A D version that uses arrays:

import std.stdio, std.string, std.algorithm, std.array, std.range;
 
string[] nextCarpet(string[] c) {
    auto b = array(map!q{a ~ a ~ a}(c));
    return b ~ array(map!q{a ~ a.replace("#"," ") ~ a}(c)) ~ b;
}
 
void main() {
    auto c = recurrence!((a, n){ return nextCarpet(a[n-1]); })(["#"]);
    writeln(array(take(c, 4)).back.join("\n"));
}


Few notes:
- I don't know how to take just the 4th item of a lazy sequence. array(take(c, 
4)).back is not good.

- recurrence() is a bit overkill. A function like iterate() simplifies the code:
auto c = iterate!nextCarpet(["#"], 4);

- I don't see a simple way to create a lazy nextCarpet(), without those 
array(). The seed (["#"]) can't be an array, but even wrapping it with a lazy 
map!q{a}(["#"]) solves nothing. chain(map(chain...))) are all different types, 
so I think it can't work.

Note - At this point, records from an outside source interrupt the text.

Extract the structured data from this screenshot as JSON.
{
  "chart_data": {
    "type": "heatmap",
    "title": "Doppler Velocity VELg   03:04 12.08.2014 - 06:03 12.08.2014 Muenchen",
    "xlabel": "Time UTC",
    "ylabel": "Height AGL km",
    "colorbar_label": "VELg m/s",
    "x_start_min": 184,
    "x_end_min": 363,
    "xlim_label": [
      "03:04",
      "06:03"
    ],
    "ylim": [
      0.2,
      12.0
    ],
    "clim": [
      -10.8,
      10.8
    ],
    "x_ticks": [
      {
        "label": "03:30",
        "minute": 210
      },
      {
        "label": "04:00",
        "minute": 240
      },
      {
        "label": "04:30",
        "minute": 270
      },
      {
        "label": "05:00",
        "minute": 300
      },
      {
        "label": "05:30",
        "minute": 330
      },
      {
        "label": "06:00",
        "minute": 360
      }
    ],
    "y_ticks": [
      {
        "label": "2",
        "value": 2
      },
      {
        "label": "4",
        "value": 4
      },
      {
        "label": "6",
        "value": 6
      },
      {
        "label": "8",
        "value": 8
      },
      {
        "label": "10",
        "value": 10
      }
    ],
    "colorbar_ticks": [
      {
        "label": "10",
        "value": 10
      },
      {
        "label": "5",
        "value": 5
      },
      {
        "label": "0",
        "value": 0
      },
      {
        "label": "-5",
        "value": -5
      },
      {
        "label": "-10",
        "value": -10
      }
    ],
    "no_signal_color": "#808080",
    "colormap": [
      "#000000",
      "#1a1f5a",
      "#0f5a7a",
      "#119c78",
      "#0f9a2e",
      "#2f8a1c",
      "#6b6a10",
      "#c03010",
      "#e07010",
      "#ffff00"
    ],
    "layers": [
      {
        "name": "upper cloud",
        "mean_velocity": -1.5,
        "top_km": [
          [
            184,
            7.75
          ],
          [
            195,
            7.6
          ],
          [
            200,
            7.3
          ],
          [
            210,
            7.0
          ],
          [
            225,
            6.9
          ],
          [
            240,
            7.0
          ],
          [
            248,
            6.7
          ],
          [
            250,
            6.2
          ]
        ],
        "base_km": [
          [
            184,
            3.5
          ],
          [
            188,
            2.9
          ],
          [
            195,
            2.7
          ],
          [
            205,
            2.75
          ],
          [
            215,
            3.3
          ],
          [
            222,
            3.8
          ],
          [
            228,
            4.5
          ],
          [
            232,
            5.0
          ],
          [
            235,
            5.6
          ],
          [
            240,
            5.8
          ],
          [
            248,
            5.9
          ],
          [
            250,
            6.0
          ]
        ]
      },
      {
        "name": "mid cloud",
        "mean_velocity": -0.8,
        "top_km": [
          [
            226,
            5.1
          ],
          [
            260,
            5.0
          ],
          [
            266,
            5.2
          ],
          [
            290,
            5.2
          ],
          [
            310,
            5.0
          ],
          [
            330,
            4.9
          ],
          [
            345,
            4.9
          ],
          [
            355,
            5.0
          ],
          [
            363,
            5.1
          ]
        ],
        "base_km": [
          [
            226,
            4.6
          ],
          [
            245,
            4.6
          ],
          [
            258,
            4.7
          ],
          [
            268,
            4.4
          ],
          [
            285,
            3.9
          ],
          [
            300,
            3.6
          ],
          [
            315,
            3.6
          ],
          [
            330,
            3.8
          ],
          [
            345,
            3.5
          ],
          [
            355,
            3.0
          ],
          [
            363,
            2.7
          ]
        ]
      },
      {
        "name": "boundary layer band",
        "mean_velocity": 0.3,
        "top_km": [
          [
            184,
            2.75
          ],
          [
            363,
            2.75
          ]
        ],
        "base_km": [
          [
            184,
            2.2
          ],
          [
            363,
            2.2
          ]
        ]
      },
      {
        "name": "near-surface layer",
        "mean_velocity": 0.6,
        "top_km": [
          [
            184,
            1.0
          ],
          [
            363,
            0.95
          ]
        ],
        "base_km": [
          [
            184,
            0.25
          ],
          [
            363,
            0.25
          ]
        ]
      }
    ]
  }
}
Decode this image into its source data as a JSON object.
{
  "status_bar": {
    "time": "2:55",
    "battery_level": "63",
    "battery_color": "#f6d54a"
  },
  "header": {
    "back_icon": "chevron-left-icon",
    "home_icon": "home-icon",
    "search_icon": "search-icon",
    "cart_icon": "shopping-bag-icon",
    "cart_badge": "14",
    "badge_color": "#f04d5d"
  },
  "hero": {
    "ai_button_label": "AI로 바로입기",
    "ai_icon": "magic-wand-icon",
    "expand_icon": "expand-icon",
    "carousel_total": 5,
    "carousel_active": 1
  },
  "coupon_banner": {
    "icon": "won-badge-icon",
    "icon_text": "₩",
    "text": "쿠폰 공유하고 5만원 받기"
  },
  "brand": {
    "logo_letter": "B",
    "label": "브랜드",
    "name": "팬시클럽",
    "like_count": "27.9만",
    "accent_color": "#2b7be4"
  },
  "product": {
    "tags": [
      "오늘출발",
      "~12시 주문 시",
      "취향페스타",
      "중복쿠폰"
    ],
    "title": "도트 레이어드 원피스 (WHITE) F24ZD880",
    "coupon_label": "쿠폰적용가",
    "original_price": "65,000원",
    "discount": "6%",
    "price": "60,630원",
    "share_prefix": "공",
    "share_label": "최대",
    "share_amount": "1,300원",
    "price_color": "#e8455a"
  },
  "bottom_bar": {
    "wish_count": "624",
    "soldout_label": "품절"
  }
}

The types in that Scala code are sound because it 
uses a lazy list type, that supports the ::: operator for concatenation, and 
List("#") to create the correctly typed seed. That carpet.map() returns a 
List[String]. So both the input and output of the Scala nextCarpet() are of the 
same type, List[String]. So such lazy list type template becomes really useful 
if you want to program in a lazy functional style.